Latin America Keeps Expanding, But It Needs to Do Better

godking
22 December 2005 5:00am

Latin America posted solid economic growth in 2005 for the third straight year, but its economies lagged behind other nations struggling with poverty, a UN agency reported yesterday.

Regional economic growth was 4.3 percent in 2005 and is expected to be 4.1 percent next year, aided by favorable international conditions and strong internal demand, according to the Santiago-based Economic Commission for Latin American and the Caribbean, CEPAL.

Unemployment decreased from 10.3 percent to 9.3 percent in 2005 and poverty from 44 percent in 2004 to 40.6 percent, and growth is expected to continue at a similar rate through 2006, the commission said in an annual report.

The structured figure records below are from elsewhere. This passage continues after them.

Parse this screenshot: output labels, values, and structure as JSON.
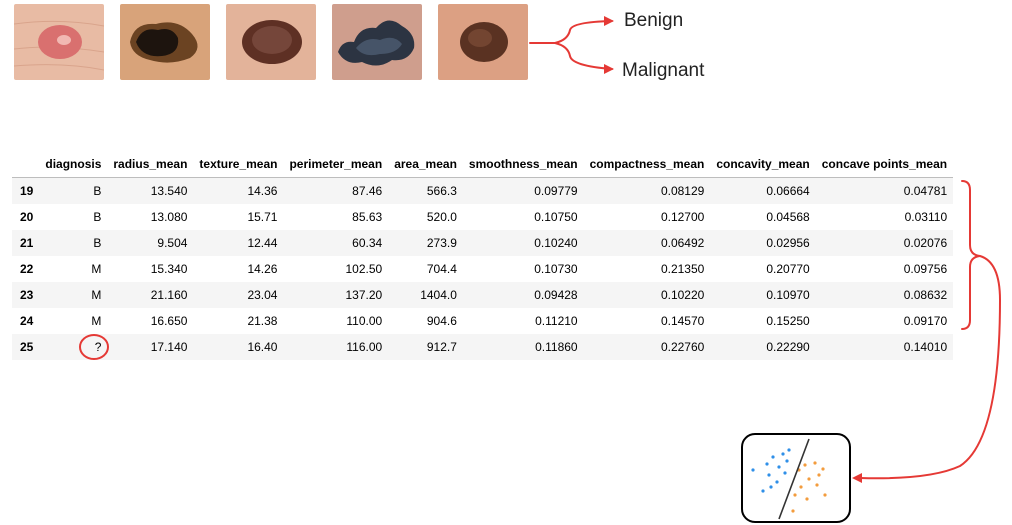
{
  "images": [
    {
      "name": "lesion-1",
      "skin": "#e8bba4",
      "spot": "#d9706f",
      "highlight": "#f1b8b2"
    },
    {
      "name": "lesion-2",
      "skin": "#d8a37a",
      "spot": "#1d140e",
      "highlight": "#6b4322"
    },
    {
      "name": "lesion-3",
      "skin": "#e3b39a",
      "spot": "#5e3024",
      "highlight": "#86554a"
    },
    {
      "name": "lesion-4",
      "skin": "#cf9e8d",
      "spot": "#2c3442",
      "highlight": "#465468"
    },
    {
      "name": "lesion-5",
      "skin": "#dca083",
      "spot": "#5a3222",
      "highlight": "#7d4d37"
    }
  ],
  "labels": {
    "benign": "Benign",
    "malignant": "Malignant"
  },
  "table": {
    "columns": [
      "",
      "diagnosis",
      "radius_mean",
      "texture_mean",
      "perimeter_mean",
      "area_mean",
      "smoothness_mean",
      "compactness_mean",
      "concavity_mean",
      "concave points_mean"
    ],
    "rows": [
      [
        "19",
        "B",
        "13.540",
        "14.36",
        "87.46",
        "566.3",
        "0.09779",
        "0.08129",
        "0.06664",
        "0.04781"
      ],
      [
        "20",
        "B",
        "13.080",
        "15.71",
        "85.63",
        "520.0",
        "0.10750",
        "0.12700",
        "0.04568",
        "0.03110"
      ],
      [
        "21",
        "B",
        "9.504",
        "12.44",
        "60.34",
        "273.9",
        "0.10240",
        "0.06492",
        "0.02956",
        "0.02076"
      ],
      [
        "22",
        "M",
        "15.340",
        "14.26",
        "102.50",
        "704.4",
        "0.10730",
        "0.21350",
        "0.20770",
        "0.09756"
      ],
      [
        "23",
        "M",
        "21.160",
        "23.04",
        "137.20",
        "1404.0",
        "0.09428",
        "0.10220",
        "0.10970",
        "0.08632"
      ],
      [
        "24",
        "M",
        "16.650",
        "21.38",
        "110.00",
        "904.6",
        "0.11210",
        "0.14570",
        "0.15250",
        "0.09170"
      ],
      [
        "25",
        "?",
        "17.140",
        "16.40",
        "116.00",
        "912.7",
        "0.11860",
        "0.22760",
        "0.22290",
        "0.14010"
      ]
    ]
  },
  "colors": {
    "arrow": "#e53935",
    "benign_points": "#2f8fe8",
    "malignant_points": "#f39c3d",
    "separator": "#333333"
  },
  "classifier": {
    "icon": "scatter-classifier-icon"
  }
}
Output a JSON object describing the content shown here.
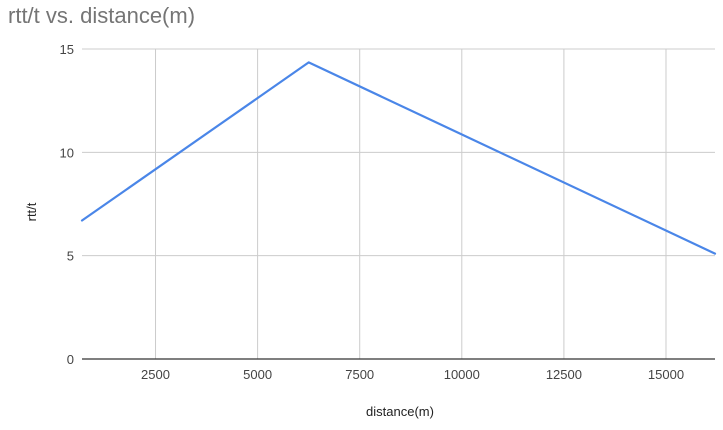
{
  "chart_data": {
    "type": "line",
    "title": "rtt/t vs. distance(m)",
    "xlabel": "distance(m)",
    "ylabel": "rtt/t",
    "xlim": [
      700,
      16200
    ],
    "ylim": [
      0,
      15
    ],
    "xticks": [
      2500,
      5000,
      7500,
      10000,
      12500,
      15000
    ],
    "yticks": [
      0,
      5,
      10,
      15
    ],
    "grid": true,
    "legend": "none",
    "series": [
      {
        "color": "#4a86e8",
        "points": [
          {
            "x": 700,
            "y": 6.7
          },
          {
            "x": 6250,
            "y": 14.35
          },
          {
            "x": 16200,
            "y": 5.1
          }
        ]
      }
    ]
  }
}
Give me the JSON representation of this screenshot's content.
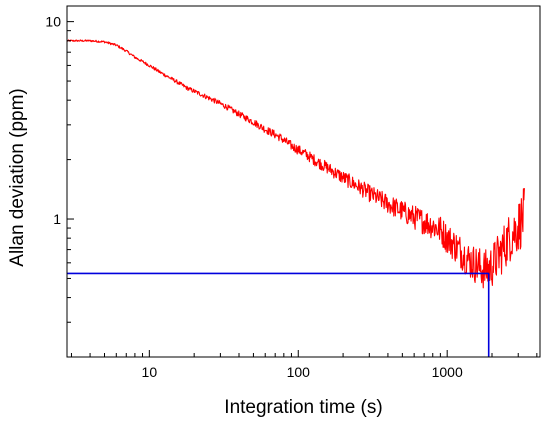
{
  "chart_data": {
    "type": "line",
    "title": "",
    "xlabel": "Integration time (s)",
    "ylabel": "Allan deviation (ppm)",
    "x_scale": "log",
    "y_scale": "log",
    "xlim": [
      2.8,
      4200
    ],
    "ylim": [
      0.2,
      12
    ],
    "x_ticks": [
      {
        "value": 10,
        "label": "10"
      },
      {
        "value": 100,
        "label": "100"
      },
      {
        "value": 1000,
        "label": "1000"
      }
    ],
    "y_ticks": [
      {
        "value": 1,
        "label": "1"
      },
      {
        "value": 10,
        "label": "10"
      }
    ],
    "grid": false,
    "legend": "none",
    "series": [
      {
        "color": "#ff0000",
        "x": [
          2.8,
          3.2,
          4,
          5,
          6,
          7,
          8,
          10,
          12,
          15,
          18,
          22,
          27,
          33,
          40,
          50,
          60,
          75,
          90,
          110,
          130,
          160,
          200,
          250,
          300,
          380,
          470,
          600,
          750,
          900,
          1000,
          1200,
          1400,
          1600,
          1800,
          2000,
          2300,
          2600,
          3000,
          3300
        ],
        "y": [
          8.0,
          8.0,
          8.0,
          7.9,
          7.6,
          7.1,
          6.6,
          6.0,
          5.5,
          5.0,
          4.6,
          4.3,
          4.0,
          3.7,
          3.4,
          3.1,
          2.85,
          2.6,
          2.35,
          2.15,
          1.98,
          1.8,
          1.62,
          1.47,
          1.35,
          1.22,
          1.12,
          1.02,
          0.95,
          0.88,
          0.8,
          0.7,
          0.62,
          0.58,
          0.55,
          0.58,
          0.68,
          0.8,
          0.92,
          1.05
        ]
      },
      {
        "color": "#0000dd",
        "x": [
          2.8,
          1900,
          1900
        ],
        "y": [
          0.53,
          0.53,
          0.2
        ]
      }
    ]
  }
}
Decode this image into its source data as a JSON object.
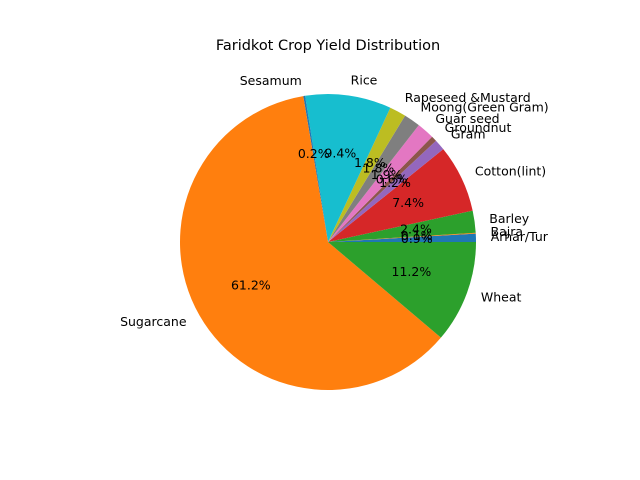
{
  "chart_data": {
    "type": "pie",
    "title": "Faridkot Crop Yield Distribution",
    "start_angle_deg": 0,
    "direction": "counterclockwise",
    "slices": [
      {
        "label": "Arhar/Tur",
        "pct_label": "0.9%",
        "value": 0.9,
        "color": "#1f77b4"
      },
      {
        "label": "Bajra",
        "pct_label": "0.1%",
        "value": 0.1,
        "color": "#ff7f0e"
      },
      {
        "label": "Barley",
        "pct_label": "2.4%",
        "value": 2.4,
        "color": "#2ca02c"
      },
      {
        "label": "Cotton(lint)",
        "pct_label": "7.4%",
        "value": 7.4,
        "color": "#d62728"
      },
      {
        "label": "Gram",
        "pct_label": "1.2%",
        "value": 1.2,
        "color": "#9467bd"
      },
      {
        "label": "Groundnut",
        "pct_label": "0.6%",
        "value": 0.6,
        "color": "#8c564b"
      },
      {
        "label": "Guar seed",
        "pct_label": "1.9%",
        "value": 1.9,
        "color": "#e377c2"
      },
      {
        "label": "Moong(Green Gram)",
        "pct_label": "1.8%",
        "value": 1.8,
        "color": "#7f7f7f"
      },
      {
        "label": "Rapeseed &Mustard",
        "pct_label": "1.8%",
        "value": 1.8,
        "color": "#bcbd22"
      },
      {
        "label": "Rice",
        "pct_label": "9.4%",
        "value": 9.4,
        "color": "#17becf"
      },
      {
        "label": "Sesamum",
        "pct_label": "0.2%",
        "value": 0.2,
        "color": "#1f77b4"
      },
      {
        "label": "Sugarcane",
        "pct_label": "61.2%",
        "value": 61.2,
        "color": "#ff7f0e"
      },
      {
        "label": "Wheat",
        "pct_label": "11.2%",
        "value": 11.2,
        "color": "#2ca02c"
      }
    ]
  }
}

Venezuela reported 9 percent growth, Argentina had 8.6 percent and the Dominican Republic had 7 percent.

The economies of Uruguay, Chile, Panama and Peru all grew by about 6 percent. The lowest country growth rates were in Haiti with 1.5 percent, Brazil and El Salvador with 2.5 percent, and Paraguay and Mexico with 3 percent.

CEPAL also points out that one of the characteristics of this surge period is the growing surplus of the balance of payments current account, an extraordinary fact not seen in the region´s half century economic history.

World expansion plus the growing participation of countries such as China, India and other Asian economies have helped improve trade exchange terms for South America (31 percent increase between the 1990s and 2005) and to a lesser extent for Mexico, 22 percent.

Finally the report indicated that many governments are taking advantage of the current situation to improve the fiscal situation. With expanding budget income, surpluses are being used to reduce public debt, which is considered “very positive.”